MLBatch handles the queuing and dispatching of batch workloads on OpenShift and Kubernetes clusters. It enforces team quotas at the namespace level. It automates the borrowing and reclamation of unused quotas across teams. Teams can use priorities within their namespaces without impact on other teams. Using AppWrappers to submit workloads activates a number of fault detection and recovery capabilities, including automatically detecting failed pods and automatically retrying failed workloads. Coscheduler supports gang scheduling and minimizes fragmentation by preferentially packing jobs requiring less than a full node's worth of GPUs together.

Cluster Setup

To learn how to setup MLBatch on a cluster and onboard teams see SETUP.md.
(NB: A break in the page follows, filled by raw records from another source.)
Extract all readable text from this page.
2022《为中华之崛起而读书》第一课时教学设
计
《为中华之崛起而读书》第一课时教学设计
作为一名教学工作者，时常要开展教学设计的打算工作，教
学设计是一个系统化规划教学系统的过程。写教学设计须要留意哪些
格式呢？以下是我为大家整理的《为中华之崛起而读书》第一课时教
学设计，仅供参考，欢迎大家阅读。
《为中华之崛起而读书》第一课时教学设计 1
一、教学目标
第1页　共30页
Quota maintenance is a key aspect of smoothly administering an MLBatch cluster. Cluster admins should carefully read QUOTA_MAINTENANCE.md.

Running Workloads

To learn how to run workloads on an MLBatch cluster see USAGE.md or CODEFLARE.md if you are already familiar with the CodeFlare stack for managing AI/ML workloads on Kubernetes.

PyTorchJobs via the MLBatch Helm Chart

Properly configuring a distributed PyTorchJob to make effective use of the MLBatch system and hardware accelerators (GPUs, RoCE GDR) can be tedious. To automate this process, we provide a Helm chart that captures best practices and common configuration options. Using this Helm chart helps eliminate common mistakes. Please see pytorchjob-generator for detailed usage instructions.

Development Setup

If you will be contributing to the development of the MLBatch project, you must setup precommit hooks for your local clone of the repository. Do the following once, immediately after cloning this repo:

helm plugin install https://github.com/helm-unittest/helm-unittest.git
pre-commit install

License

Copyright 2024 IBM Corporation.

Licensed under the Apache License, Version 2.0 (the "License"); you may not use this file except in compliance with the License. You may obtain a copy of the License at

http://www.apache.org/licenses/LICENSE-2.0

Unless required by applicable law or agreed to in writing, software distributed under the License is distributed on an "AS IS" BASIS, WITHOUT WARRANTIES OR CONDITIONS OF ANY KIND, either express or implied. See the License for the specific language governing permissions and limitations under the License.